Op het moment van schrijven ligt de top qua sportklimmen op 9c Rotpunkt, 9a onsight en 9a+ flash. De top bij vrouwen ligt maar ietsjes lager op 9b Rotpunkt en 8b+(c) onsight. De hoogste door Nederlanders behaalde niveaus zijn respectievelijk 9a en 8b+ voor de heren en 8c Rotpunkt en 8a+ onsight voor de dames. Bij het boulderen ligt het maximum op 9A. Van onsight wordt hier eigenlijk nooit gesproken, van flash wel. Het maximale niveau ligt daarbij op 8B+. Voor vrouwen zijn beide cijfers respectievelijk 8C en 8A+.
In klimhallen in Nederland en in België en in de sportklimgebieden buiten Duitstalige gebieden wordt doorgaans de Franse moeilijkheidsschaal gehanteerd. Voor boulders wordt de Fontainebleau-schaal gebruikt. Zoals je ziet staat de moeilijkheidswaardering van sportklimroutes in kleine letters en die van boulders in hoofdletters. Deze conventie is een aantal jaar geleden bedacht door de bekende website-/klimdatabase 8a.nu. Het totaal verschillende karakter van beide disciplines maakt dat de moeilijkheid van een 6a (route) niet met die van een 6A (boulder) is te vergelijken.
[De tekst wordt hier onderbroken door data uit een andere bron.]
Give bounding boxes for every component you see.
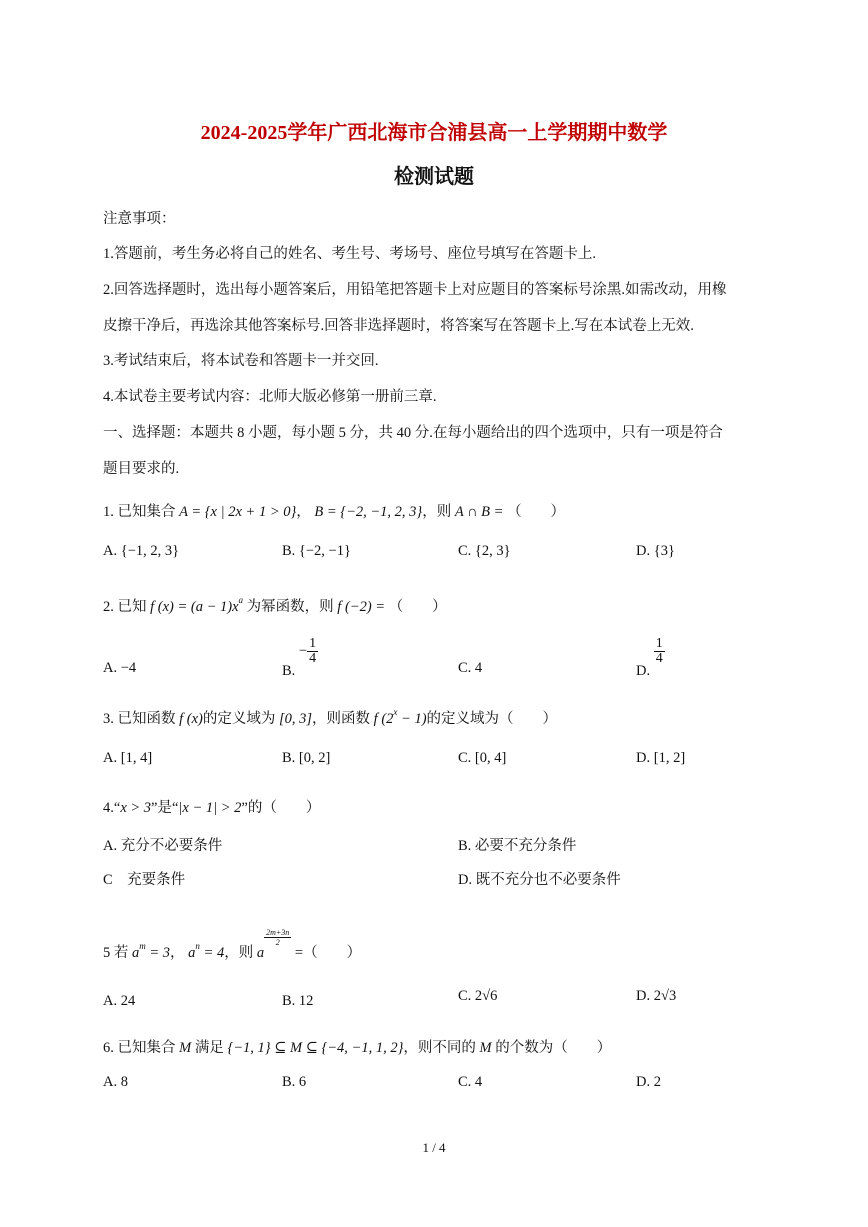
q3-composite: f $(2^x - 1)$ (373, 707, 427, 727)
question-5: 5 若 $a^m = 3$， $a^n = 4$，则 a $\frac{2m+3n}{2}$ =（ ） (103, 928, 362, 961)
q6-option-c: C. 4 (458, 1074, 483, 1090)
q3-option-d: D. [1, 2] (636, 750, 686, 766)
q3-function: f (x) (179, 711, 203, 727)
q1-pre: 已知集合 (117, 504, 176, 520)
question-6: 6. 已知集合 M 满足 {−1, 1} ⊆ M ⊆ {−4, −1, 1, 2}，则不同的 M 的个数为（ ） (103, 1040, 612, 1056)
q5-option-b: B. 12 (282, 993, 314, 1009)
q1-set-b: B = {−2, −1, 2, 3} (314, 504, 423, 520)
q3-option-b: B. [0, 2] (282, 750, 331, 766)
notice-item-2b: 皮擦干净后，再选涂其他答案标号.回答非选择题时，将答案写在答题卡上.写在本试卷上无效. (103, 318, 694, 334)
page-number: 1 / 4 (422, 1140, 446, 1155)
q4-option-a: A. 充分不必要条件 (103, 838, 223, 854)
exam-title-line1: 2024-2025学年广西北海市合浦县高一上学期期中数学 (200, 122, 668, 144)
notice-item-3: 3.考试结束后，将本试卷和答题卡一并交回. (103, 353, 379, 369)
q3-domain: [0, 3] (279, 711, 313, 727)
q2-option-d: D. $\frac{1}{4}$ (636, 636, 663, 679)
notice-item-1: 1.答题前，考生务必将自己的姓名、考生号、考场号、座位号填写在答题卡上. (103, 246, 596, 262)
q2-mid: 为幂函数，则 (246, 599, 334, 615)
q5-expression: a $\frac{2m+3n}{2}$ (256, 928, 290, 961)
q6-option-d: D. 2 (636, 1074, 661, 1090)
notice-item-4: 4.本试卷主要考试内容：北师大版必修第一册前三章. (103, 389, 437, 405)
q1-mid: ，则 (422, 504, 452, 520)
section-heading-line2: 题目要求的. (103, 461, 180, 477)
q2-number: 2. (103, 599, 114, 615)
q4-option-c: C 充要条件 (103, 872, 186, 888)
q1-option-d: D. {3} (636, 543, 675, 559)
question-4: 4.“x > 3”是“|x − 1| > 2”的（ ） (103, 800, 321, 816)
q1-sep: ， (296, 504, 311, 520)
notice-heading: 注意事项： (103, 211, 176, 227)
q5-option-a: A. 24 (103, 993, 136, 1009)
q4-condition-2: |x − 1| > 2 (178, 800, 242, 816)
q2-expression: f (−2) = (337, 599, 386, 615)
q6-expression: {−1, 1} ⊆ M ⊆ {−4, −1, 1, 2} (227, 1040, 404, 1056)
q2-function: f $(x) = (a - 1)x^a$ (150, 595, 244, 615)
q2-blank: （ ） (388, 599, 447, 615)
q6-option-b: B. 6 (282, 1074, 307, 1090)
q2-option-a: A. −4 (103, 660, 137, 676)
q4-option-b: B. 必要不充分条件 (458, 838, 577, 854)
q2-pre: 已知 (117, 599, 147, 615)
exam-title-line2: 检测试题 (394, 166, 474, 188)
q4-option-d: D. 既不充分也不必要条件 (458, 872, 621, 888)
q5-option-c: C. 2√6 (458, 988, 498, 1004)
q5-option-d: D. 2√3 (636, 988, 677, 1004)
q1-option-c: C. {2, 3} (458, 543, 511, 559)
q1-option-b: B. {−2, −1} (282, 543, 351, 559)
q1-expression: A ∩ B = (454, 504, 504, 520)
q6-option-a: A. 8 (103, 1074, 128, 1090)
question-2 (103, 595, 447, 616)
notice-item-2a: 2.回答选择题时，选出每小题答案后，用铅笔把答题卡上对应题目的答案标号涂黑.如需改动，用橡 (103, 282, 727, 298)
q1-option-a: A. {−1, 2, 3} (103, 543, 180, 559)
q2-option-b: B. − $\frac{1}{4}$ (282, 636, 317, 679)
q3-option-c: C. [0, 4] (458, 750, 507, 766)
q2-option-c: C. 4 (458, 660, 483, 676)
section-heading-line1: 一、选择题：本题共 8 小题，每小题 5 分，共 40 分.在每小题给出的四个选项中，只有一项是符合 (103, 425, 723, 441)
q1-number: 1. (103, 504, 114, 520)
question-1 (103, 500, 565, 521)
q3-option-a: A. [1, 4] (103, 750, 153, 766)
question-3: 3. 已知函数 f (x)的定义域为 [0, 3]，则函数 f $(2^x - 1)$的定义域为（ ） (103, 707, 558, 727)
q1-blank: （ ） (507, 504, 566, 520)
q1-set-a: A = {x | 2x + 1 > 0} (179, 504, 297, 520)
q4-condition-1: x > 3 (120, 800, 152, 816)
Als een route voor het eerst geklommen wordt, of in het geval van sportklimroutes met boorhaken ingericht wordt, heet dit het 'openen van de route'. De klimmer die de route opent geeft de route daarna meestal een naam. Ook doet hij/zij een voorstel voor de moeilijkheidsgraad. Aan de hand van herhalingen van de route door andere klimmers wordt de moeilijkheidsgraad bevestigd of eventueel bijgesteld. In de meeste gebieden worden routes gewaardeerd op een Rotpunkt-beklimming (uitwerken) en niet op de onsight beklimming*.
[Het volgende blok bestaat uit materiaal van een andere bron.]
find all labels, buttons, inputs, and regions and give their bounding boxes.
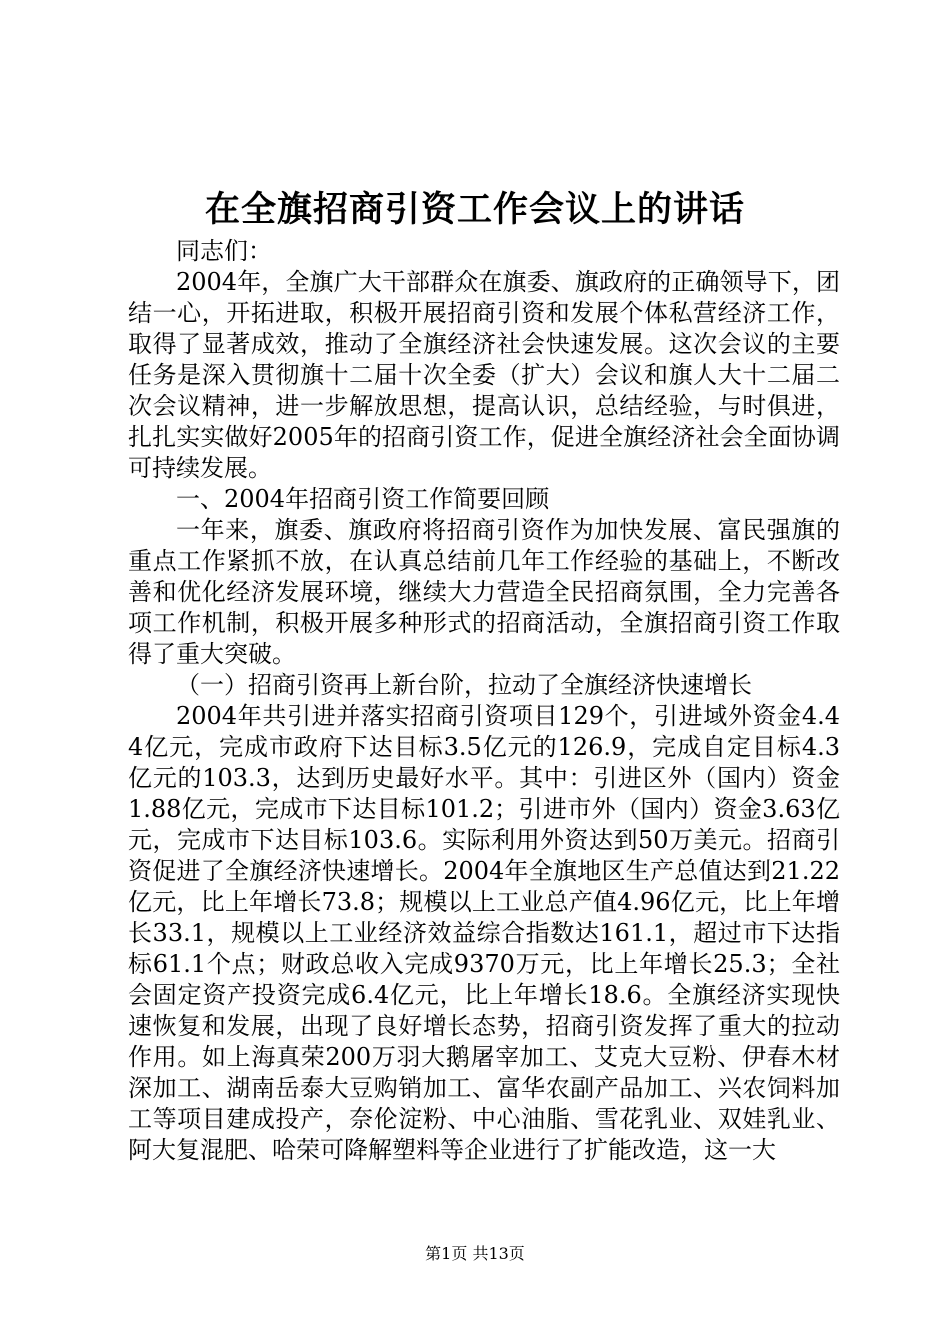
review-paragraph: 一年来，旗委、旗政府将招商引资作为加快发展、富民强旗的重点工作紧抓不放，在认真总结前几年工作经验的基础上，不断改善和优化经济发展环境，继续大力营造全民招商氛围，全力完善各项工作机制，积极开展多种形式的招商活动，全旗招商引资工作取得了重大突破。 [128, 516, 840, 668]
document-title: 在全旗招商引资工作会议上的讲话 [204, 189, 745, 230]
salutation-paragraph: 同志们： [176, 237, 272, 265]
statistics-paragraph: 2004年共引进并落实招商引资项目129个，引进域外资金4.44亿元，完成市政府下达目标3.5亿元的126.9，完成自定目标4.3亿元的103.3，达到历史最好水平。其中：引进区外（国内）资金1.88亿元，完成市下达目标101.2；引进市外（国内）资金3.63亿元，完成市下达目标103.6。实际利用外资达到50万美元。招商引资促进了全旗经济快速增长。2004年全旗地区生产总值达到21.22亿元，比上年增长73.8；规模以上工业总产值4.96亿元，比上年增长33.1，规模以上工业经济效益综合指数达161.1，超过市下达指标61.1个点；财政总收入完成9370万元，比上年增长25.3；全社会固定资产投资完成6.4亿元，比上年增长18.6。全旗经济实现快速恢复和发展，出现了良好增长态势，招商引资发挥了重大的拉动作用。如上海真荣200万羽大鹅屠宰加工、艾克大豆粉、伊春木材深加工、湖南岳泰大豆购销加工、富华农副产品加工、兴农饲料加工等项目建成投产，奈伦淀粉、中心油脂、雪花乳业、双娃乳业、阿大复混肥、哈荣可降解塑料等企业进行了扩能改造，这一大 [128, 702, 840, 1164]
intro-paragraph: 2004年，全旗广大干部群众在旗委、旗政府的正确领导下，团结一心，开拓进取，积极开展招商引资和发展个体私营经济工作，取得了显著成效，推动了全旗经济社会快速发展。这次会议的主要任务是深入贯彻旗十二届十次全委（扩大）会议和旗人大十二届二次会议精神，进一步解放思想，提高认识，总结经验，与时俱进，扎扎实实做好2005年的招商引资工作，促进全旗经济社会全面协调可持续发展。 [128, 268, 840, 482]
section-heading: 一、2004年招商引资工作简要回顾 [176, 485, 550, 513]
page-footer: 第1页 共13页 [425, 1244, 525, 1263]
subsection-heading: （一）招商引资再上新台阶，拉动了全旗经济快速增长 [176, 671, 752, 699]
document-body [128, 236, 840, 1166]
In sommige gebieden wordt echter wel specifiek op de onsight gewaardeerd. Het bekendste voorbeeld is Groot-Brittannië. Hier wordt de traditionele waardering voor traditionele, niet behaakte routes gebruikt en de Franse schaal voor sportklimroutes. De traditionele routes zijn in principe op de onsight gewaardeerd, maar het blijkt lastig om dat in de hogere moeilijkheden (>E8) vol te houden. Die worden immers nooit onsight geklommen. De sportklimroutes zijn wel weer voor de rotpunkt gewaardeerd. In sommige Oost-Europese klimgebieden zoals het Elbsandstein worden veel routes van (zeer schaarse) haak naar haak gewaardeerd. Wie een route in één ruk van onder tot boven klimt, komt in dat geval soms voor verrassende moeilijkheden te staan.
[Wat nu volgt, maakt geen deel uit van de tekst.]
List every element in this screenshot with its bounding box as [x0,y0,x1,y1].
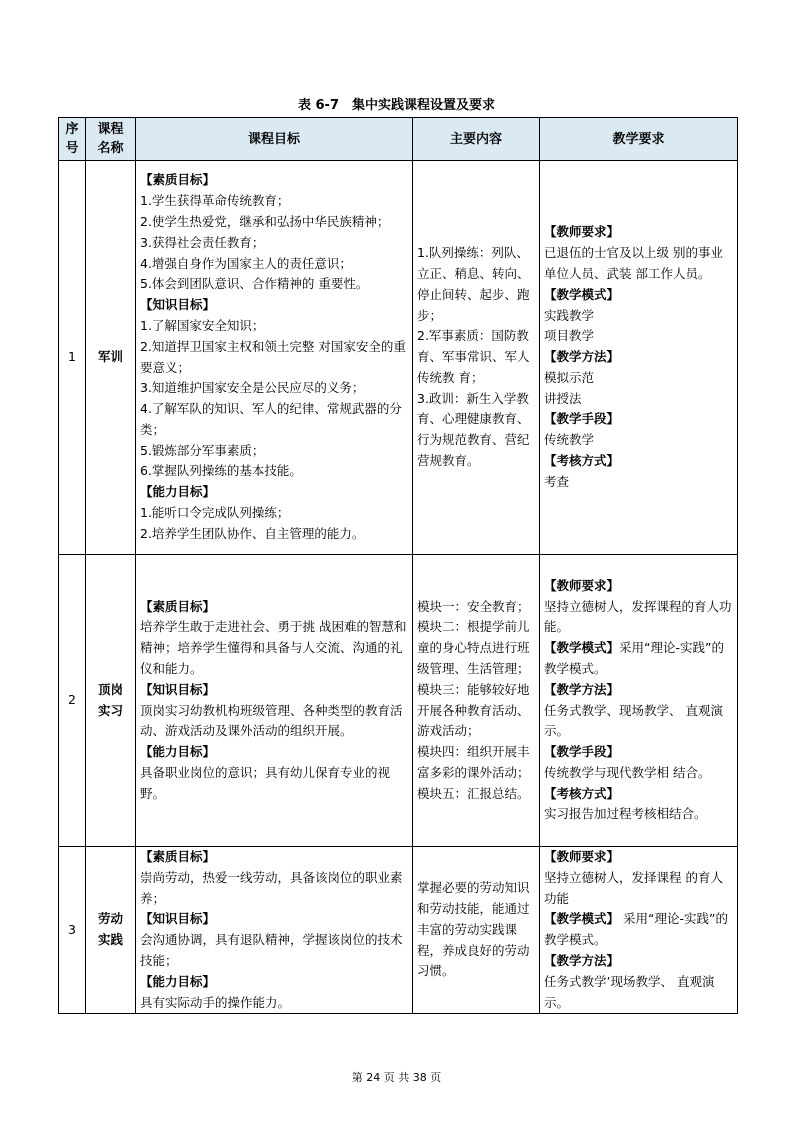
section-heading: 【教师要求】 [544,577,620,593]
section-heading: 【考核方式】 [544,453,620,469]
body-text: 任务式教学、现场教学、 直观演示。 [544,702,723,739]
body-text: 模块一：安全教育； [417,598,530,614]
body-text: 培养学生敢于走进社会、勇于挑 战困难的智慧和精神；培养学生懂得和具备与人交流、沟通的礼仪和能力。 [140,619,407,676]
practice-course-table [58,117,738,1014]
body-text: 讲授法 [544,390,582,406]
body-text: 采用“理论-实践”的教学模式。 [544,911,728,948]
body-text: 5.锻炼部分军事素质； [140,442,265,458]
course-name [86,555,136,847]
body-text: 已退伍的士官及以上级 别的事业单位人员、武装 部工作人员。 [544,245,723,281]
main-content-cell [413,555,540,847]
body-text: 4.了解军队的知识、军人的纪律、常规武器的分类； [140,401,402,437]
section-heading: 【能力目标】 [140,744,216,760]
body-text: 坚持立德树人，发挥课程的育人功能。 [544,598,732,635]
body-text: 1.能听口令完成队列操练； [140,505,290,521]
section-heading: 【素质目标】 [140,849,216,864]
table-row [59,555,738,847]
section-heading: 【知识目标】 [140,911,216,927]
section-heading: 【能力目标】 [140,973,216,989]
body-text: 1.了解国家安全知识； [140,317,265,333]
body-text: 实践教学 [544,307,595,323]
heading-with-text [544,909,733,951]
body-text: 2.知道捍卫国家主权和领土完整 对国家安全的重要意义； [140,338,406,375]
body-text: 具备职业岗位的意识；具有幼儿保育专业的视野。 [140,764,391,801]
body-text: 5.体会到团队意识、合作精神的 重要性。 [140,276,369,292]
body-text: 模块三：能够较好地开展各种教育活动、游戏活动； [417,681,530,739]
body-text: 2.培养学生团队协作、自主管理的能力。 [140,525,365,541]
course-name-part: 军训 [97,349,123,365]
body-text: 掌握必要的劳动知识和劳动技能，能通过丰富的劳动实践课程，养成良好的劳动习惯。 [417,880,530,979]
course-goals-cell [136,161,413,555]
section-heading: 【教学手段】 [544,411,620,427]
body-text: 会沟通协调，具有退队精神，学握该岗位的技术技能； [140,932,403,968]
header-main-content: 主要内容 [413,118,540,161]
body-text: 1.队列操练：列队、立正、稍息、转向、停止间转、起步、跑步； [417,245,530,323]
teaching-requirements-cell [540,161,738,555]
body-text: 模拟示范 [544,369,595,385]
course-name-part: 实践 [97,932,123,948]
header-teaching-requirements: 教学要求 [540,118,738,161]
teaching-requirements-cell [540,555,738,847]
course-name [86,161,136,555]
section-heading: 【教学模式】 [544,286,620,302]
section-heading: 【考核方式】 [544,785,620,801]
section-heading: 【能力目标】 [140,484,216,500]
page-footer: 第 24 页 共 38 页 [351,1071,442,1084]
section-heading: 【教学手段】 [544,744,620,760]
section-heading: 【教师要求】 [544,849,620,864]
course-goals-cell [136,847,413,1014]
course-goals-cell [136,555,413,847]
body-text: 2.军事素质：国防教育、军事常识、军人传统教 育； [417,328,530,385]
row-number: 3 [59,847,86,1014]
main-content-cell [413,161,540,555]
body-text: 1.学生获得革命传统教育； [140,193,290,209]
body-text: 具有实际动手的操作能力。 [140,994,291,1010]
body-text: 采用“理论-实践”的教学模式。 [544,640,724,676]
body-text: 3.知道维护国家安全是公民应尽的义务； [140,380,365,396]
body-text: 3.政训：新生入学教育、心理健康教育、行为规范教育、营纪营规教育。 [417,390,530,469]
header-course-goals: 课程目标 [136,118,413,161]
section-heading: 【知识目标】 [140,297,216,313]
body-text: 任务式教学’现场教学、 直观演示。 [544,973,715,1010]
body-text: 3.获得社会责任教育； [140,234,265,250]
body-text: 传统教学与现代教学相 结合。 [544,764,711,780]
header-course-name: 课程 名称 [86,118,136,161]
main-content-cell [413,847,540,1014]
body-text: 顶岗实习幼教机构班级管理、各种类型的教育活动、游戏活动及课外活动的组织开展。 [140,702,403,739]
section-heading: 【教学方法】 [544,681,620,697]
body-text: 6.掌握队列操练的基本技能。 [140,463,302,479]
course-name-part: 劳动 [97,911,123,927]
body-text: 崇尚劳动，热爱一线劳动，具备该岗位的职业素养； [140,869,403,906]
body-text: 2.使学生热爱党，继承和弘扬中华民族精神； [140,213,390,229]
row-number: 2 [59,555,86,847]
course-name [86,847,136,1014]
body-text: 坚持立德树人，发择课程 的育人功能 [544,869,723,906]
section-heading: 【教学方法】 [544,349,620,365]
table-row [59,847,738,1014]
header-seq: 序 号 [59,118,86,161]
course-name-part: 顶岗 [97,681,123,697]
body-text: 项目教学 [544,328,595,344]
body-text: 4.增强自身作为国家主人的责任意识； [140,255,352,271]
body-text: 实习报告加过程考核相结合。 [544,806,707,822]
section-heading: 【教学模式】 [544,911,620,927]
table-row [59,161,738,555]
body-text: 模块二：根提学前儿童的身心特点进行班级管理、生活管理； [417,619,530,676]
section-heading: 【素质目标】 [140,598,216,614]
heading-with-text [544,638,733,680]
table-caption: 表 6-7 集中实践课程设置及要求 [297,98,495,113]
body-text: 模块五：汇报总结。 [417,785,530,801]
course-name-part: 实习 [97,702,123,718]
body-text: 考查 [544,473,570,489]
teaching-requirements-cell [540,847,738,1014]
section-heading: 【教学模式】 [544,640,620,656]
body-text: 传统教学 [544,432,595,448]
body-text: 模块四：组织开展丰富多彩的课外活动； [417,744,530,780]
section-heading: 【教师要求】 [544,224,620,240]
section-heading: 【教学方法】 [544,952,620,968]
section-heading: 【素质目标】 [140,172,216,188]
section-heading: 【知识目标】 [140,681,216,697]
row-number: 1 [59,161,86,555]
Zoals gezegd worden er wereldwijd veel verschillende schalen gebruikt om de moeilijkheid van klimroutes aan te duiden. De meest gebruikte zijn de Franse, de UIAA-waardering, de Britse, de US-decimal grade en de Ewbank schaal in Australië/Zuid-Afrika. Daarnaast worden er in voormalig Oost-Duitsland (o.a. Elbsandstein), Noorwegen/Zweden, Finland en Brazilië ook eigen schalen gebruikt om de moeilijkheid van klimroutes aan te duiden.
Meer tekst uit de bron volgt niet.